Despite all of our efforts, we lost the business. It was a crushing defeat that impacted our offices and employees around the world. It was the end of an era and it felt like family fracturing. It was a sad, hard time. For me, it was an ending and a beginning. It felt like mile 20 in the marathon, when I thought everything was going to fall apart and there was no way in hell that I could go 6.2 more miles. But I kept on running. I doubled down on the connections that I had made working with that amazing group of people. I found a new role leading strategy at a different kind of agency. I took the discipline, rigor, focus and dedication and power gained in that marathon year, with me.
I cried a lot while running my first marathon. It wasn’t the pain — running marathons is hard and it hurts. That day, it was tears of gratitude for my body’s strength and resilience. It was the feeling of moving forward toward a goal with tens of thousands of other people, many of whom have overcome challenges greater than I ever have or likely ever will. It was the lift from the thousands of strangers who stood by the side of the road, with hopes of seeing their runner and cheering on the rest of us in the intervening hours. It was the mental montage of the training season that preceded that day — the sunrises, muscle cramps, bacon breakfasts, parasites, global flights, miles, soundtracks, high fives, personal strength and growth. It’s a powerful feeling that’s even bigger than the feeling of finishing. A powerful feeling that has stuck with me for each of the nine marathons I’ve run.
So, what’s the point? The journey is as important as the destination, yes. Hard things make us grow, yep. Don’t share snacks in a crowded room, 100%. The human body is a wonder to behold, for sure. But here’s the kicker for me: we find our power when we commit to our potential — to what’s possible, not to what we know we can do or what we’ve done before. Most of us know we can run a few sprints. But the real growth and deep impact happens when we commit to the marathon.

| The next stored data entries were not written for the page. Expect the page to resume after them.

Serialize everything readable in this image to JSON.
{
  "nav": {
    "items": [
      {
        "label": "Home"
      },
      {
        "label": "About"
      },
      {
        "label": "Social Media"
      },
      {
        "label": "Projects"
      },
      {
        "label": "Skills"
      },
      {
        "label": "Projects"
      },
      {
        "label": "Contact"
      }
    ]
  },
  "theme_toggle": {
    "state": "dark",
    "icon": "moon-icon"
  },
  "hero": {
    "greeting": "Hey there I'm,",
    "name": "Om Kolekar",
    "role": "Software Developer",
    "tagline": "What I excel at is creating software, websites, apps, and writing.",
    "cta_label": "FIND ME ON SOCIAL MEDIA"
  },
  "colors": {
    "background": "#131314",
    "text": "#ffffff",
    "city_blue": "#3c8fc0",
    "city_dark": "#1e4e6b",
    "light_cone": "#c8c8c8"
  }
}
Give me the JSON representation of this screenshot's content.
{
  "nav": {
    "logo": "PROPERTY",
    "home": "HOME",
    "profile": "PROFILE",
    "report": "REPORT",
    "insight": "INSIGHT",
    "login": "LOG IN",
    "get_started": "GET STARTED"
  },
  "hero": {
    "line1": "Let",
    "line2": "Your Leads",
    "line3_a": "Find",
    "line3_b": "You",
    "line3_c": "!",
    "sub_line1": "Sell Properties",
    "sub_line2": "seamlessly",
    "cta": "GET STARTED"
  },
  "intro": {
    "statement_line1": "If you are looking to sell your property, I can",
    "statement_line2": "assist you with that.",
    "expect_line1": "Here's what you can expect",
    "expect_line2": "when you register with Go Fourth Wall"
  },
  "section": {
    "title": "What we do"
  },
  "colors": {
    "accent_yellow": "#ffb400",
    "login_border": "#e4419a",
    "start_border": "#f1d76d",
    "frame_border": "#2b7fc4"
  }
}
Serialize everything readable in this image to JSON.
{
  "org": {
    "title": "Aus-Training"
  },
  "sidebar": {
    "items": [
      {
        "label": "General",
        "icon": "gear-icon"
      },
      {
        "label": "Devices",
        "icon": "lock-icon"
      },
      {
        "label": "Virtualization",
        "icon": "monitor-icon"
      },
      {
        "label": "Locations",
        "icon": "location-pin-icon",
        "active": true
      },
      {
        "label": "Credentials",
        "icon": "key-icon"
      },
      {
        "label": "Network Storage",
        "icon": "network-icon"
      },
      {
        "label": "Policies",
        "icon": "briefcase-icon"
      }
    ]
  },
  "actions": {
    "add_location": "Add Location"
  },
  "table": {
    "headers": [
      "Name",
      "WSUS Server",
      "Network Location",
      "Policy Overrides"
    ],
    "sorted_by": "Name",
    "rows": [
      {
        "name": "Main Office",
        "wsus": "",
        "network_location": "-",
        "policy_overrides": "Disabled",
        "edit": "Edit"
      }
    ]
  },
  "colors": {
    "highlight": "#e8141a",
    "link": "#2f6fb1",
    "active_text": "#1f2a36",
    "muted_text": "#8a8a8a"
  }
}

My most significant accomplishments are the ones where I set out without knowing if I could succeed or even finish. The ones where I decided to go with dogged determination, discipline, rigor, focus and dedication. Sometimes the outcome of these efforts is an objective win and sometimes it’s a true loss. Most of the time it’s somewhere in between, like running a marathon. I’ve always emerged from these endeavors stronger, wiser, committed to growth, and more connected. Ready to train for the next marathon.